Perhaps the easiest definition of prostitution is sexual services in exchange for money, but what fun would leaving the definition on that note be? Instead we can look to the more refined comments of the judgment in R v De Munck  1 KB 635; [1918-19] AII ER Rep 499; 13 Cr App R 113 where a mother was convicted for soliciting men for a girl, and receiving money for it. The appeal was dismissed:
“The Court is of opinion that the term “common prostitute” is not limited so as to mean only one who permits acts of lewdness with all and sundry or with such as hire her when such acts are in the nature of ordinary sexual connection. We are of opinion that prostitution is proved if it be shewn that a woman offering her body commonly for lewdness for payment in return.”
In Begley v Police (1995) 66 SASR 514; 78 A Crim R 417, the Supreme Court of South Australia had to consider whether the acts of masturbation and nude massages for money was considered as prostitution.
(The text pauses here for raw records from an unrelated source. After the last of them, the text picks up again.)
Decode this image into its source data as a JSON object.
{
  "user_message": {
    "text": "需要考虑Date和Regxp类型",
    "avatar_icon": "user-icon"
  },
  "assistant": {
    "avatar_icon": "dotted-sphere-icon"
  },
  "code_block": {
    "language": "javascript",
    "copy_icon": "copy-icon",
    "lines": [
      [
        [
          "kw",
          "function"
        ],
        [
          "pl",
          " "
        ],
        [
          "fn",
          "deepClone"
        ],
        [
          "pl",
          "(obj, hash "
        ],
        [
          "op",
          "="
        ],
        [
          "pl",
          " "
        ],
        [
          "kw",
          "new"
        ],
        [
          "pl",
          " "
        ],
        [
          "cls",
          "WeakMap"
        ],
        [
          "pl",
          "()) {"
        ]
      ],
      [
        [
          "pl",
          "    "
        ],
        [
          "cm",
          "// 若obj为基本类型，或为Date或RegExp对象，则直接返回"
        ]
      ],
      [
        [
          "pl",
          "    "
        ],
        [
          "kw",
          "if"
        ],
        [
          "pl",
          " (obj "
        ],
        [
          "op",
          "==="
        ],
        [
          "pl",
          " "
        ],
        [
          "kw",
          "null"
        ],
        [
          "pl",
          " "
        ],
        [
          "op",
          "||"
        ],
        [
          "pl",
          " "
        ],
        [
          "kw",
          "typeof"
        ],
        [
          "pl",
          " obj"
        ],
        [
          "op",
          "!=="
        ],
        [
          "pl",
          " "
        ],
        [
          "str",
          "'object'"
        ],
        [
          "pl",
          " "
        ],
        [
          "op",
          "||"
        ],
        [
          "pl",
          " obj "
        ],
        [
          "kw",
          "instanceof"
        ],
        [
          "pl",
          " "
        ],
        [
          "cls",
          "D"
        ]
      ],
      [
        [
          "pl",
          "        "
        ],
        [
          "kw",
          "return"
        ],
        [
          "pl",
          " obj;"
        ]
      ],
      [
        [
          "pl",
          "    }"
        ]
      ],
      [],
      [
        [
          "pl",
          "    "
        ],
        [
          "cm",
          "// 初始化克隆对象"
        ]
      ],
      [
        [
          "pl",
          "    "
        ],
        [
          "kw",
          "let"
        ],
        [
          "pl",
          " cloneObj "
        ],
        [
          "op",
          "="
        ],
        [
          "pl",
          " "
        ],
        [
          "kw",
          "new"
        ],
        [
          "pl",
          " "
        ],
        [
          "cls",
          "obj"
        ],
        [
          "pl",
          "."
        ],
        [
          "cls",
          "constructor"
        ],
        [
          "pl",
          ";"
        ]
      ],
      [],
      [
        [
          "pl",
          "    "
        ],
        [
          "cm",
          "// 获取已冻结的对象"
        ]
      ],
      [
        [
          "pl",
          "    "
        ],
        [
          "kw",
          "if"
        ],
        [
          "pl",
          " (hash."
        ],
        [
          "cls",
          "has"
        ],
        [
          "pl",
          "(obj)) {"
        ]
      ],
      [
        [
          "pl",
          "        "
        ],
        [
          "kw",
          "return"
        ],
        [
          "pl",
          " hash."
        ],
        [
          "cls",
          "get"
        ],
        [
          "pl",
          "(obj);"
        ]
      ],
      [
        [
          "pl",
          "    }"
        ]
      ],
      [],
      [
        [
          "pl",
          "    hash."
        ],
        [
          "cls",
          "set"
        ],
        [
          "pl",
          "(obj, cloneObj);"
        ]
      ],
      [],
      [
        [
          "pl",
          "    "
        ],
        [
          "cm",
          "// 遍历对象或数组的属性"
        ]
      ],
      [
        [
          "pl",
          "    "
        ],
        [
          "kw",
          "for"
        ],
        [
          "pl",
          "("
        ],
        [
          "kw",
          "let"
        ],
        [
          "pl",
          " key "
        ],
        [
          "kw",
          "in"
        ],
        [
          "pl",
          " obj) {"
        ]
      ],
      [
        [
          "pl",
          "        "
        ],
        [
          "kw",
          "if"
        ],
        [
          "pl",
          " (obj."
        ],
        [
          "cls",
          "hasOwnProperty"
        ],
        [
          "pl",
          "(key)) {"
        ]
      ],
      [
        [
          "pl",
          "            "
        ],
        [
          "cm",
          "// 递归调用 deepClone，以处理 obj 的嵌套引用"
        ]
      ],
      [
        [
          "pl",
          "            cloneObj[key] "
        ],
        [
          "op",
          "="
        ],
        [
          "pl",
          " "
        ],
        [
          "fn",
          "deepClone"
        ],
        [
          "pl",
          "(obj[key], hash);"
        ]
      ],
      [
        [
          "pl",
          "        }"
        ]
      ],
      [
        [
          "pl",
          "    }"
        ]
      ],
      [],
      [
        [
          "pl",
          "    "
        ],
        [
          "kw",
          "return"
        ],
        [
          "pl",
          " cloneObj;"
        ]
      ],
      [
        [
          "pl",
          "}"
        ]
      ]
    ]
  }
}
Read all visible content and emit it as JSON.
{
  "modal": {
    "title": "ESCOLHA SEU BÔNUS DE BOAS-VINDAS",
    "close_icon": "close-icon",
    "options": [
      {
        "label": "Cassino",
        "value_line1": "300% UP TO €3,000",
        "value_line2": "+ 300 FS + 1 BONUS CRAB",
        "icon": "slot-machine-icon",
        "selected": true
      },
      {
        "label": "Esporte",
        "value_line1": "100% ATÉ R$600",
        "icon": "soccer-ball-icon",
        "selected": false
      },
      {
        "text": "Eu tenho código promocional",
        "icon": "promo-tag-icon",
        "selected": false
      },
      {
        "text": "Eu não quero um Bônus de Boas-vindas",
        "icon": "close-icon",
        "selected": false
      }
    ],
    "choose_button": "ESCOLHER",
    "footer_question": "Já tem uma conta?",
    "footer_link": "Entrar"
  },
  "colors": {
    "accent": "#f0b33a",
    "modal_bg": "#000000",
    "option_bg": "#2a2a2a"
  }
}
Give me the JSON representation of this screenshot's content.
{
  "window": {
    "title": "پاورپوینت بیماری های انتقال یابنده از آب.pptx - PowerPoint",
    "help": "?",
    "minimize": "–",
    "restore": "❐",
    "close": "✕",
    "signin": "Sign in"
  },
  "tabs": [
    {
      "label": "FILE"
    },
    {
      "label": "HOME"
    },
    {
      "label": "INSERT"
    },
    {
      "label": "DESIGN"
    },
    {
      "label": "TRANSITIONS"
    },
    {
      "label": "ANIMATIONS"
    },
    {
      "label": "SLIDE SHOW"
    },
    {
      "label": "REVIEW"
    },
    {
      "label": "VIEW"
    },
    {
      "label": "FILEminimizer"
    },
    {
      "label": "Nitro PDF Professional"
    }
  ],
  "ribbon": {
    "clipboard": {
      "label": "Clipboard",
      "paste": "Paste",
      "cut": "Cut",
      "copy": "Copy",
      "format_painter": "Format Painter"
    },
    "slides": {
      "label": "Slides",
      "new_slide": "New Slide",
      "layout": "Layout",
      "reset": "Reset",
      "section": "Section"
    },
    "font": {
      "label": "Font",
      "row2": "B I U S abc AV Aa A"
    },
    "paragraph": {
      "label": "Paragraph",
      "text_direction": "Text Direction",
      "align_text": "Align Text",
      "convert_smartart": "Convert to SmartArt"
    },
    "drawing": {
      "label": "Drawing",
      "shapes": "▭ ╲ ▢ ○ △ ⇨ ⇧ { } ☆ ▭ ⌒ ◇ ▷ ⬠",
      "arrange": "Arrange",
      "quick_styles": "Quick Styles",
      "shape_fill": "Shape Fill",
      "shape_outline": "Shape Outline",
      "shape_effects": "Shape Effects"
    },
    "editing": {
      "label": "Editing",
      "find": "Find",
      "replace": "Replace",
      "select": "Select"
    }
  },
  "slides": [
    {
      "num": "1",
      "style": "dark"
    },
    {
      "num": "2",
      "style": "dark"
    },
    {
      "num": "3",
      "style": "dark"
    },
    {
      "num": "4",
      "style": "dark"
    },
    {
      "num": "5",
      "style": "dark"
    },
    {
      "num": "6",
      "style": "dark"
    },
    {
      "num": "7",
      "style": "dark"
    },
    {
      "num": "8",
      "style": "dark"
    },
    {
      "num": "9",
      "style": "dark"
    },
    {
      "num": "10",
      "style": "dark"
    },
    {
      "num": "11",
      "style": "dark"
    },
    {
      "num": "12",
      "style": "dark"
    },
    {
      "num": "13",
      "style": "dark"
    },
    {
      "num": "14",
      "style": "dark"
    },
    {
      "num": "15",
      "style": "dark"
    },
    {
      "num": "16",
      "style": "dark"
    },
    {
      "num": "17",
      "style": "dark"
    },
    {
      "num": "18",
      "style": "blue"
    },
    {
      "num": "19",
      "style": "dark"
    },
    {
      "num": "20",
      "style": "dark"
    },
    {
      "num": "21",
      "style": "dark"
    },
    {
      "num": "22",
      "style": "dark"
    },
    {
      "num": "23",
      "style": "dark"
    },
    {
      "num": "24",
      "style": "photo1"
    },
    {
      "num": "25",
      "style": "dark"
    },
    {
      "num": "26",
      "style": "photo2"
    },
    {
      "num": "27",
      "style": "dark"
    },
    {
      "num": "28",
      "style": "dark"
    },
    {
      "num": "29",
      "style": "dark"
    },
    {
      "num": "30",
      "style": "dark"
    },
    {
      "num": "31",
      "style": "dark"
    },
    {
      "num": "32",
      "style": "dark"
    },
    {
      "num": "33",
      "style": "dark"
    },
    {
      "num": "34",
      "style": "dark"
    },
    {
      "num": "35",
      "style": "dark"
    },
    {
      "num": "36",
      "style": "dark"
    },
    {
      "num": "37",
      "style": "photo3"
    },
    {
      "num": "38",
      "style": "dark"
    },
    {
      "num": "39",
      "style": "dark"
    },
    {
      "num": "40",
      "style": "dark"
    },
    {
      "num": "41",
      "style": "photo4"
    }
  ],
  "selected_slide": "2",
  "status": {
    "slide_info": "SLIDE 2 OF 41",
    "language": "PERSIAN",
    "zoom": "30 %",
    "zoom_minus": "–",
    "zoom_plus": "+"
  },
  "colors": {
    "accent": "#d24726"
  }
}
It was held that the acts were indeed prostitution, and each of the elements of prostitution as commonly understood was made out, which were:
- there was an offer of the body for use, as opposed to view;
- the body was used;
- it was offered in circumstances of lewdness;
- the offer was indiscriminate;
- it was offered for reward;
- the service the appellant offered, and offered by others, to her knowledge on the premises, amounted to acts of prostitution within the meaning of the relevant statutory provisions.